There it was. The seed. I hate this seed that germinates into a doubt and wariness. I hate that I have to be scared of virtually all men at all times on a primal level. You may not know it, but if you are a man the woman you are with always wonders in the back of her mind…will he hurt me? Can I trust him? If you are a man reading this, rest assured that I don’t like that attitude anymore than you do, but I’m not sure how to overcome it.

When I was in college one of the guys that I befriended was a coworker from a little town in North Central Oklahoma. I would go hang out with him at his apartment. He wasn’t the guy for me and vice versa, but we had a little mutual crush thing going on that wasn’t any kind of secret. I’ll call him Vern. When our boss resigned they made him a photo album where Vern and I had no less than four photos in the back that looked like we’d had professional engagement photos taken for the papers. We were the official unofficial couple of the workplace, the one that everyone who’s older and more jaded thinks is kind of cute. Will they or won’t they?

He had four other male roommates, and he always had a bunch of guy friends hanging out. For a semester or two I used to go over about once or twice a week during the week and hang out. They would hang out and maybe drink beer and watch sports or hip-hop videos on MTV. Yes, it was that long ago. They were still playing videos on MTV. Sometimes they watched 90210. I think this was the second season it was on.

I was maybe all of twenty years old. It was kind of fun hanging out with Vern and his friends. Sometimes if a song came on MTV that he was really into he’d pick me up and swing me around like a rag doll. I was usually the only woman over there, so I got my share of attention. Vern was very into the whole bodybuilding thing, and he’d often preen around the apartment in nothing but his boxers while his roommates made fun of him. I actually went out on dates with two of his roommates.

Anyhow, one semester I took this night class, and all of the sudden Vern started showing up outside my night class and picking me up or walking me to my car. I remember thinking that this out of the blue chivalry was very strange. He insisted that it was for my safety, and I remember thinking that it was very odd that he was always there at the right time and place. I myself wasn’t worried about walking around campus at night. I suppose I would have taken reasonable precautions like parking close or where it’s at least well lit, but other than that I didn’t think about it very much. Vern, on the other hand, had thought about it a lot.

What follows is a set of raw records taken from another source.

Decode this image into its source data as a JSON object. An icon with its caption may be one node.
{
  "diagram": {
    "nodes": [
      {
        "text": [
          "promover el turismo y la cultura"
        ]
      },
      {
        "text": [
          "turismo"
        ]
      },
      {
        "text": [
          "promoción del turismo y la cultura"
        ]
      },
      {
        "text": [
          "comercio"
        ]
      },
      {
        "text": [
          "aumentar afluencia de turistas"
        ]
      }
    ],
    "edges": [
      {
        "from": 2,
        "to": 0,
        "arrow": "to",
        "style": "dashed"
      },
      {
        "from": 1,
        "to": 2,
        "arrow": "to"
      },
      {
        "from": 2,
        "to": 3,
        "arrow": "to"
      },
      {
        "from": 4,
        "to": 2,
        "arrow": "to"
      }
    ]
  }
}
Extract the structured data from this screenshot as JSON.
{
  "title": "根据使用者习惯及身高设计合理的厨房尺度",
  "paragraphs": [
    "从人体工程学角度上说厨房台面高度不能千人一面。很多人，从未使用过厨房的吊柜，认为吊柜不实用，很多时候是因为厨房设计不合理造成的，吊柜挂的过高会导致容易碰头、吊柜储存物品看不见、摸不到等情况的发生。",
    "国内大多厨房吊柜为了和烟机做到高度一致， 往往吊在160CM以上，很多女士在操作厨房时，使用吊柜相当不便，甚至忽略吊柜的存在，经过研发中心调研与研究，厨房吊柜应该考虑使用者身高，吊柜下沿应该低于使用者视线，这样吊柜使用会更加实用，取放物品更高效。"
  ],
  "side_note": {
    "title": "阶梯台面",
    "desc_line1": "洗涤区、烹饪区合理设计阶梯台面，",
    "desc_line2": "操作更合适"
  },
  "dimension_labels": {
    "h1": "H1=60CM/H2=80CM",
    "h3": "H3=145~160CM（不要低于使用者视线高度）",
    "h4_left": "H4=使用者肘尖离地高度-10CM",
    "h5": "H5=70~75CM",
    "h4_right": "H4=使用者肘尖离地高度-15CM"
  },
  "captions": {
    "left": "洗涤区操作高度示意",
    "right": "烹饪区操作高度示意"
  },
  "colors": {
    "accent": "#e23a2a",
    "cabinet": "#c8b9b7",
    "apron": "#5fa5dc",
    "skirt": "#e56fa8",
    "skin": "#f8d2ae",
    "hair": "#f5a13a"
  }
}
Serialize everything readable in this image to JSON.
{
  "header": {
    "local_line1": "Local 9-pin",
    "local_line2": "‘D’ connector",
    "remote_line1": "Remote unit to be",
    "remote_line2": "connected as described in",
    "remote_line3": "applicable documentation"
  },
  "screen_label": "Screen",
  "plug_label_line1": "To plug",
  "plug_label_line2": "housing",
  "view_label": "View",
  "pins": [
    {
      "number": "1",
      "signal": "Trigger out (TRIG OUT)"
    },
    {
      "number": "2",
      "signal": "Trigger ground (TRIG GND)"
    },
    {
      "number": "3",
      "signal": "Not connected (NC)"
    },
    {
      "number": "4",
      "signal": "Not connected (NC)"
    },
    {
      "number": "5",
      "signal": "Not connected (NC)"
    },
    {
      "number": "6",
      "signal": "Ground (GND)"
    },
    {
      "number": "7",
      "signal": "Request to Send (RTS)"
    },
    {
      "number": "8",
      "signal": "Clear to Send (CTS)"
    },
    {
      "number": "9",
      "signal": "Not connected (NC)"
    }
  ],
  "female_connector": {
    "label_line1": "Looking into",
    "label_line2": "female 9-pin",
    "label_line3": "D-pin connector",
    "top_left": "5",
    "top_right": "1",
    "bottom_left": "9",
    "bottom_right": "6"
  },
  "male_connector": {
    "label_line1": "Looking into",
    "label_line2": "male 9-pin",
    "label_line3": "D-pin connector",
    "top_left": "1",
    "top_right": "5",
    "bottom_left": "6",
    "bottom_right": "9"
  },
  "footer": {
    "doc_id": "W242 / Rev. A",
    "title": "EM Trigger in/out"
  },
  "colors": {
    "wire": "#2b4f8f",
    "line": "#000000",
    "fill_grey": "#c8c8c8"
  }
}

After several weeks of this he finally told me that one of his friends was a date rapist who had attacked some woman friend in the guise of giving her a ride home. I knew the guy. He was a nice looking guy. He wouldn’t have had to force a woman. He could have found someone that would have been willing. Obviously, he didn’t want a woman who was willing. Vern told me that I was to never be alone with this guy for any reason or to allow him to give me a ride home. And if Vern hadn’t given me this information I might have gotten in a car and accepted a ride from this guy. There was absolutely nothing about him that would have been a warning sign.

I’m pretty sure that story isn’t something that Vern would have made up, and I heard it repeated by both of the roommates I dated anyway. I always wondered if he knew something about this other guy that I didn’t. Rapists frequently target their victims and stalk them long before the attack. The woman never brought up any charges, and I don’t know if Vern and his roommates heard the story from the roommate or from the woman. I did notice, however, that they didn’t kick this guy out of their little circle. He still hung out with them.

Porter, in his video, talks about the Man Box, a very strict set of rules for what is and is not appropriate manly behavior. A man doesn’t cry or show emotion. He doesn’t talk about his feelings. He views women as property. A man doesn’t have a first time; he’s never a virgin; he was a born satyr. Even some of the good guys I’ve known in my life were quick to label other men as “girls,” or “pussies,” or “bitches.” The idea behind it is that the worst possible insult that you can hurl at a boy or a man is that he’s a girl. But what does that ultimately say about how our society values women?